Dans un contexte de vulnérabilité climatique accrue et de pression croissante sur les ressources naturelles, le renforcement des compétences journalistiques en matière environnementale s’impose comme un enjeu stratégique majeur.
Ce programme a ainsi permis à une douzaine de journalistes de suivre un parcours spécialisé de sept mois, articulant formations théoriques, accompagnement éditorial personnalisé et visites de terrain.


Ces sorties ont été organisées dans le cadre du projet PAGECTE, mis en œuvre par le Ministère de l’Environnement avec l’appui de la GIZ, favorisant un rapprochement concret entre professionnels des médias et institutions spécialisées.
À travers cette démarche intégrée, l’initiative vise à consolider un journalisme environnemental plus rigoureux, mieux documenté et en phase avec les défis écologiques du pays.

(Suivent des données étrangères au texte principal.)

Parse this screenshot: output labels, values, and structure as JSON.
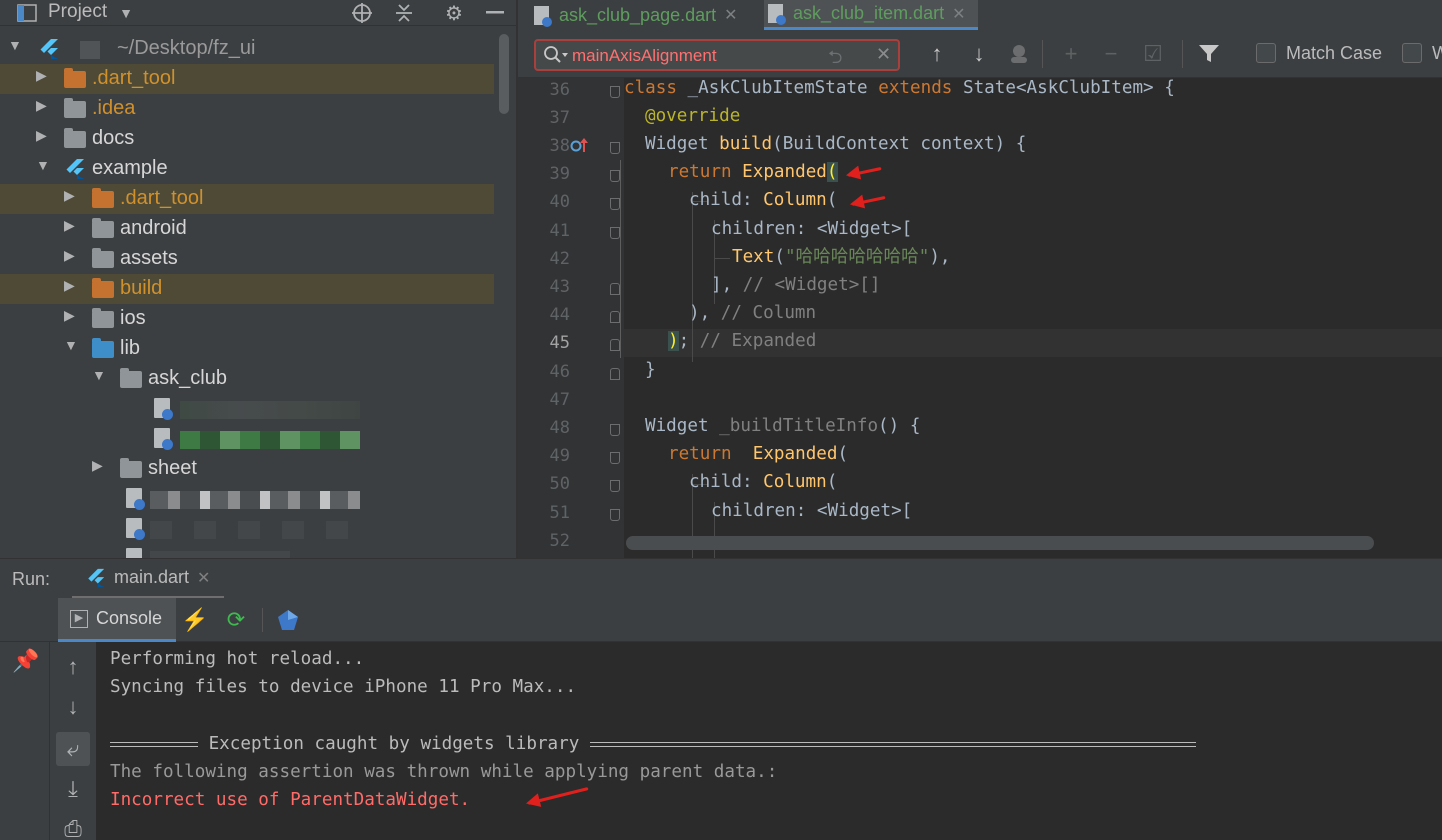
{
  "project_panel": {
    "title": "Project",
    "root_path": "~/Desktop/fz_ui",
    "items": [
      {
        "label": ".dart_tool"
      },
      {
        "label": ".idea"
      },
      {
        "label": "docs"
      },
      {
        "label": "example"
      },
      {
        "label": ".dart_tool"
      },
      {
        "label": "android"
      },
      {
        "label": "assets"
      },
      {
        "label": "build"
      },
      {
        "label": "ios"
      },
      {
        "label": "lib"
      },
      {
        "label": "ask_club"
      },
      {
        "label": "sheet"
      }
    ]
  },
  "editor": {
    "tabs": [
      {
        "label": "ask_club_page.dart",
        "active": false
      },
      {
        "label": "ask_club_item.dart",
        "active": true
      }
    ],
    "search": {
      "value": "mainAxisAlignment",
      "match_case_label": "Match Case",
      "words_label": "W"
    },
    "line_numbers": [
      "36",
      "37",
      "38",
      "39",
      "40",
      "41",
      "42",
      "43",
      "44",
      "45",
      "46",
      "47",
      "48",
      "49",
      "50",
      "51",
      "52"
    ],
    "current_line": "45",
    "code": {
      "l36": {
        "kw": "class",
        "name": " _AskClubItemState ",
        "kw2": "extends",
        "rest": " State<AskClubItem> {"
      },
      "l37": {
        "anno": "@override"
      },
      "l38": {
        "type": "Widget ",
        "fn": "build",
        "rest": "(BuildContext context) {"
      },
      "l39": {
        "kw": "return ",
        "fn": "Expanded",
        "bracket": "("
      },
      "l40": {
        "prop": "child: ",
        "fn": "Column",
        "rest": "("
      },
      "l41": {
        "text": "children: <Widget>["
      },
      "l42": {
        "fn": "Text",
        "open": "(",
        "str": "\"哈哈哈哈哈哈哈\"",
        "close": "),"
      },
      "l43": {
        "text": "], ",
        "comment": "// <Widget>[]"
      },
      "l44": {
        "text": "), ",
        "comment": "// Column"
      },
      "l45": {
        "bracket": ")",
        "text": "; ",
        "comment": "// Expanded"
      },
      "l46": {
        "text": "}"
      },
      "l48": {
        "type": "Widget ",
        "fn": "_buildTitleInfo",
        "rest": "() {"
      },
      "l49": {
        "kw": "return  ",
        "fn": "Expanded",
        "rest": "("
      },
      "l50": {
        "prop": "child: ",
        "fn": "Column",
        "rest": "("
      },
      "l51": {
        "text": "children: <Widget>["
      }
    }
  },
  "run_panel": {
    "label": "Run:",
    "tab_label": "main.dart",
    "console_tab_label": "Console",
    "lines": {
      "l1": "Performing hot reload...",
      "l2": "Syncing files to device iPhone 11 Pro Max...",
      "l4_title": " Exception caught by widgets library ",
      "l5": "The following assertion was thrown while applying parent data.:",
      "l6": "Incorrect use of ParentDataWidget."
    }
  },
  "colors": {
    "keyword": "#cc7832",
    "function": "#ffc66d",
    "string": "#6a8759",
    "comment": "#808080",
    "error": "#ff6b68",
    "annotation_arrow": "#e0201d"
  },
  "icons": [
    "flutter-icon",
    "gear-icon",
    "collapse-icon",
    "locate-icon",
    "search-icon",
    "close-icon",
    "arrow-up-icon",
    "arrow-down-icon",
    "filter-icon",
    "stop-icon",
    "pin-icon",
    "lightning-icon",
    "refresh-icon",
    "dart-devtools-icon",
    "soft-wrap-icon",
    "scroll-to-end-icon",
    "print-icon"
  ]
}
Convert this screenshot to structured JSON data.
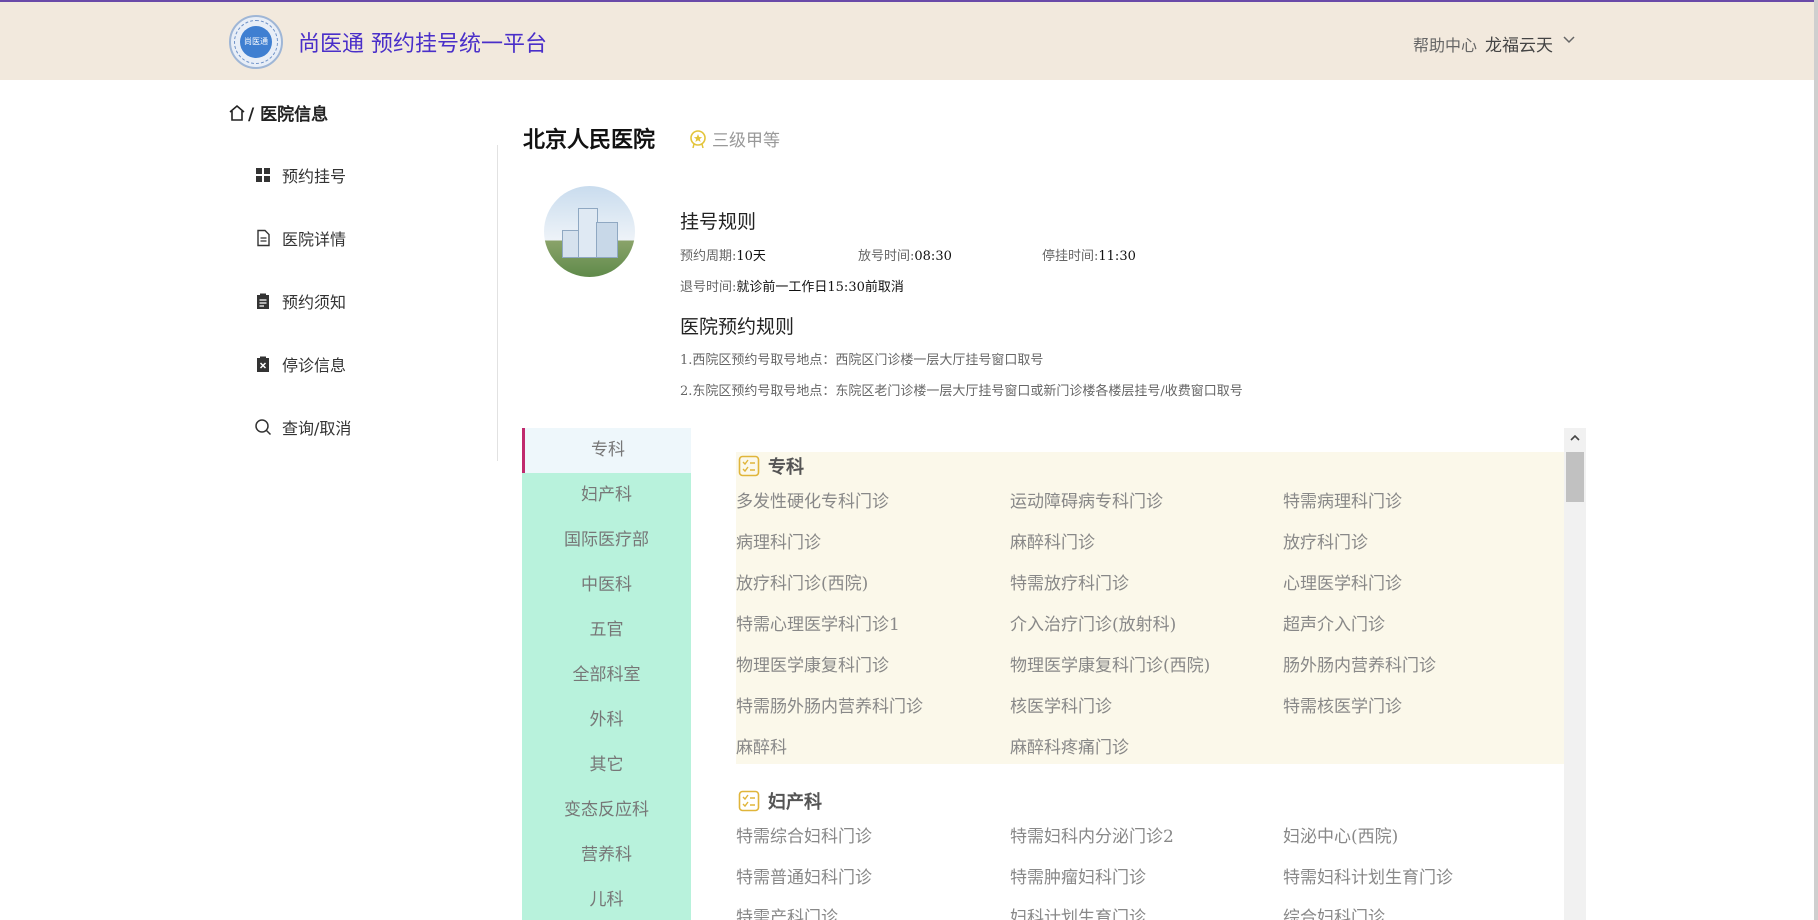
{
  "header": {
    "logo_text": "尚医通",
    "brand": "尚医通 预约挂号统一平台",
    "help": "帮助中心",
    "user": "龙福云天"
  },
  "sidebar": {
    "breadcrumb": "/ 医院信息",
    "items": [
      {
        "label": "预约挂号",
        "icon": "grid-icon"
      },
      {
        "label": "医院详情",
        "icon": "document-icon"
      },
      {
        "label": "预约须知",
        "icon": "clipboard-icon"
      },
      {
        "label": "停诊信息",
        "icon": "clipboard-x-icon"
      },
      {
        "label": "查询/取消",
        "icon": "search-icon"
      }
    ]
  },
  "hospital": {
    "name": "北京人民医院",
    "level": "三级甲等",
    "rules_title": "挂号规则",
    "cycle_label": "预约周期:",
    "cycle_value": "10天",
    "release_label": "放号时间:",
    "release_value": "08:30",
    "stop_label": "停挂时间:",
    "stop_value": "11:30",
    "quit_label": "退号时间:",
    "quit_value": "就诊前一工作日15:30前取消",
    "booking_rules_title": "医院预约规则",
    "booking_rules": [
      "1.西院区预约号取号地点：西院区门诊楼一层大厅挂号窗口取号",
      "2.东院区预约号取号地点：东院区老门诊楼一层大厅挂号窗口或新门诊楼各楼层挂号/收费窗口取号"
    ]
  },
  "dept_tabs": [
    "专科",
    "妇产科",
    "国际医疗部",
    "中医科",
    "五官",
    "全部科室",
    "外科",
    "其它",
    "变态反应科",
    "营养科",
    "儿科"
  ],
  "groups": [
    {
      "title": "专科",
      "depts": [
        "多发性硬化专科门诊",
        "运动障碍病专科门诊",
        "特需病理科门诊",
        "病理科门诊",
        "麻醉科门诊",
        "放疗科门诊",
        "放疗科门诊(西院)",
        "特需放疗科门诊",
        "心理医学科门诊",
        "特需心理医学科门诊1",
        "介入治疗门诊(放射科)",
        "超声介入门诊",
        "物理医学康复科门诊",
        "物理医学康复科门诊(西院)",
        "肠外肠内营养科门诊",
        "特需肠外肠内营养科门诊",
        "核医学科门诊",
        "特需核医学门诊",
        "麻醉科",
        "麻醉科疼痛门诊"
      ]
    },
    {
      "title": "妇产科",
      "depts": [
        "特需综合妇科门诊",
        "特需妇科内分泌门诊2",
        "妇泌中心(西院)",
        "特需普通妇科门诊",
        "特需肿瘤妇科门诊",
        "特需妇科计划生育门诊",
        "特需产科门诊",
        "妇科计划生育门诊",
        "综合妇科门诊"
      ]
    }
  ]
}
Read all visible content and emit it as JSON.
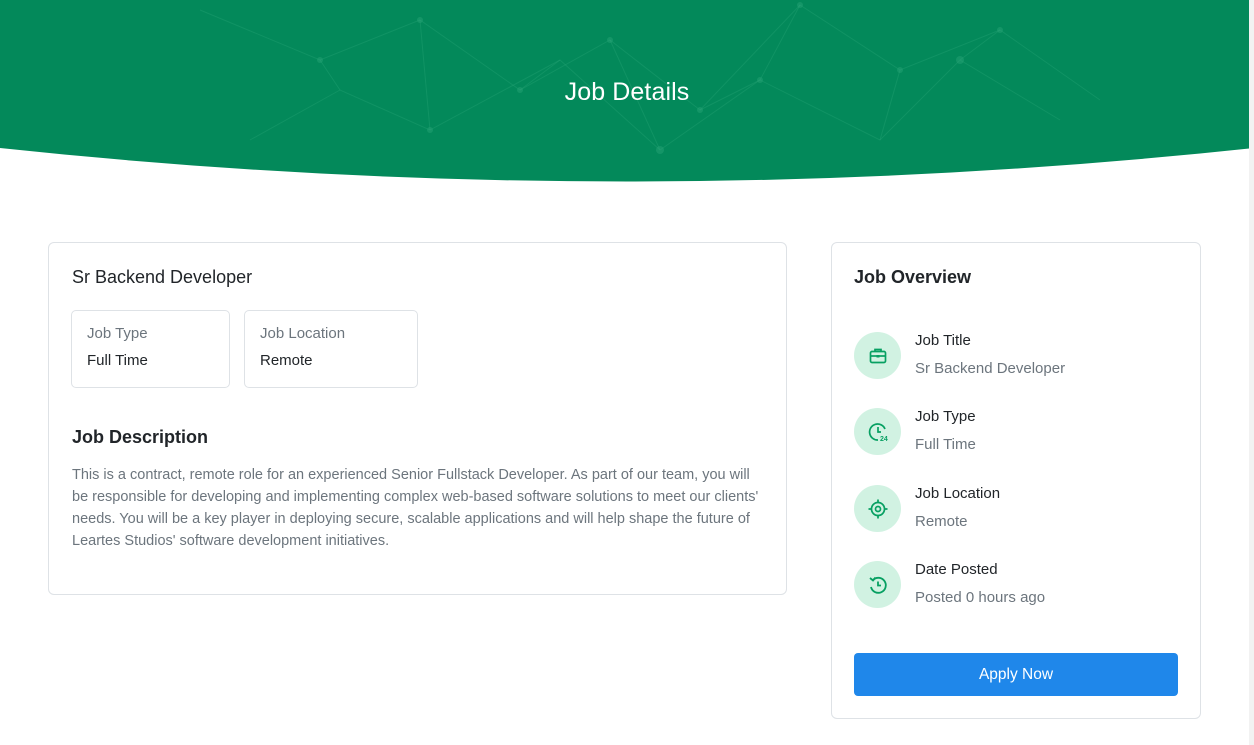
{
  "header": {
    "title": "Job Details"
  },
  "job": {
    "title": "Sr Backend Developer",
    "type_label": "Job Type",
    "type_value": "Full Time",
    "location_label": "Job Location",
    "location_value": "Remote",
    "description_heading": "Job Description",
    "description": "This is a contract, remote role for an experienced Senior Fullstack Developer. As part of our team, you will be responsible for developing and implementing complex web-based software solutions to meet our clients' needs. You will be a key player in deploying secure, scalable applications and will help shape the future of Leartes Studios' software development initiatives."
  },
  "overview": {
    "heading": "Job Overview",
    "items": [
      {
        "icon": "briefcase-icon",
        "label": "Job Title",
        "value": "Sr Backend Developer"
      },
      {
        "icon": "clock-24-icon",
        "label": "Job Type",
        "value": "Full Time"
      },
      {
        "icon": "location-target-icon",
        "label": "Job Location",
        "value": "Remote"
      },
      {
        "icon": "history-icon",
        "label": "Date Posted",
        "value": "Posted 0 hours ago"
      }
    ],
    "apply_label": "Apply Now"
  },
  "colors": {
    "header_green": "#03895a",
    "icon_green": "#07a062",
    "icon_bg": "#d1f2e2",
    "button_blue": "#1f87ea"
  }
}
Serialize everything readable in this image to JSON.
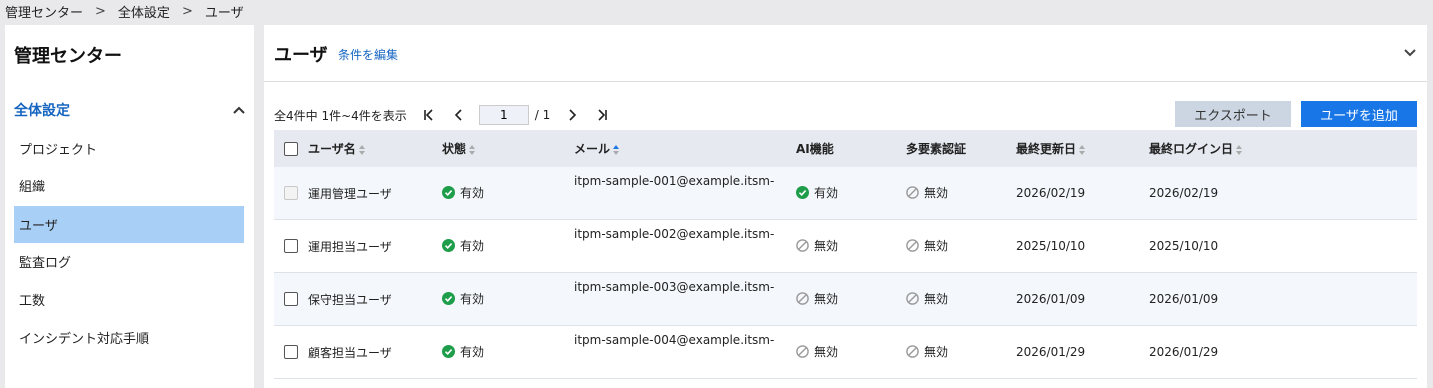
{
  "breadcrumb": [
    "管理センター",
    "全体設定",
    "ユーザ"
  ],
  "breadcrumb_separator": ">",
  "sidebar": {
    "title": "管理センター",
    "section": "全体設定",
    "items": [
      {
        "label": "プロジェクト",
        "active": false
      },
      {
        "label": "組織",
        "active": false
      },
      {
        "label": "ユーザ",
        "active": true
      },
      {
        "label": "監査ログ",
        "active": false
      },
      {
        "label": "工数",
        "active": false
      },
      {
        "label": "インシデント対応手順",
        "active": false
      }
    ]
  },
  "header": {
    "title": "ユーザ",
    "edit_link": "条件を編集"
  },
  "pager": {
    "summary": "全4件中 1件~4件を表示",
    "page": "1",
    "total": "/ 1"
  },
  "buttons": {
    "export": "エクスポート",
    "add_user": "ユーザを追加"
  },
  "table": {
    "columns": [
      "ユーザ名",
      "状態",
      "メール",
      "AI機能",
      "多要素認証",
      "最終更新日",
      "最終ログイン日"
    ],
    "rows": [
      {
        "name": "運用管理ユーザ",
        "status": "有効",
        "email": "itpm-sample-001@example.itsm-",
        "ai": "有効",
        "mfa": "無効",
        "updated": "2026/02/19",
        "last_login": "2026/02/19",
        "ai_on": true,
        "checkbox_disabled": true
      },
      {
        "name": "運用担当ユーザ",
        "status": "有効",
        "email": "itpm-sample-002@example.itsm-",
        "ai": "無効",
        "mfa": "無効",
        "updated": "2025/10/10",
        "last_login": "2025/10/10",
        "ai_on": false,
        "checkbox_disabled": false
      },
      {
        "name": "保守担当ユーザ",
        "status": "有効",
        "email": "itpm-sample-003@example.itsm-",
        "ai": "無効",
        "mfa": "無効",
        "updated": "2026/01/09",
        "last_login": "2026/01/09",
        "ai_on": false,
        "checkbox_disabled": false
      },
      {
        "name": "顧客担当ユーザ",
        "status": "有効",
        "email": "itpm-sample-004@example.itsm-",
        "ai": "無効",
        "mfa": "無効",
        "updated": "2026/01/29",
        "last_login": "2026/01/29",
        "ai_on": false,
        "checkbox_disabled": false
      }
    ]
  },
  "colors": {
    "accent": "#1976e6",
    "active_nav": "#a8cff5",
    "enabled_green": "#1e9e4a",
    "disabled_gray": "#9a9a9a"
  },
  "icons": {
    "enabled": "check-circle-icon",
    "disabled": "prohibited-icon",
    "sort_active": "sort-asc-icon",
    "sort_inactive": "sort-icon"
  }
}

Cette rencontre a été l’occasion de souligner l’effet tangible du programme, tant par la bonification de la qualité des productions médiatiques, la diversification des formats de production (articles approfondis, productions audiovisuelles et productions soutenues par l’intelligence artificielle) que par le développement de l’interaction avec des institutions publiques experts comme l’Agence de Protection et d’Aménagement du Littoral (APAL) et l’Agence Nationale de Gestion des Déchets (ANGED).
Au-delà de l’exercice d’évaluation, les échanges ont tourné sur les mécanismes à mettre en œuvre pour garantir la capitalisation et la pérennisation des acquis de cette dynamique. Représentants institutionnels, partenaires techniques et financiers que journalistes bénéficiaires de cette dynamique, tous ont souligné l’importance d’inscrire dans la durée ces acquis au sein de l’environnement médiatique national.
Et alors même que les enjeux environnementaux s’imposent progressivement au cœur du débat public, cette initiative pourrait acquérir un statut de tremplin vers un journalisme davantage rigoureux, plus spécialisé et pleinement impliqué dans le traitement des enjeux climatiques et écologiques du pays.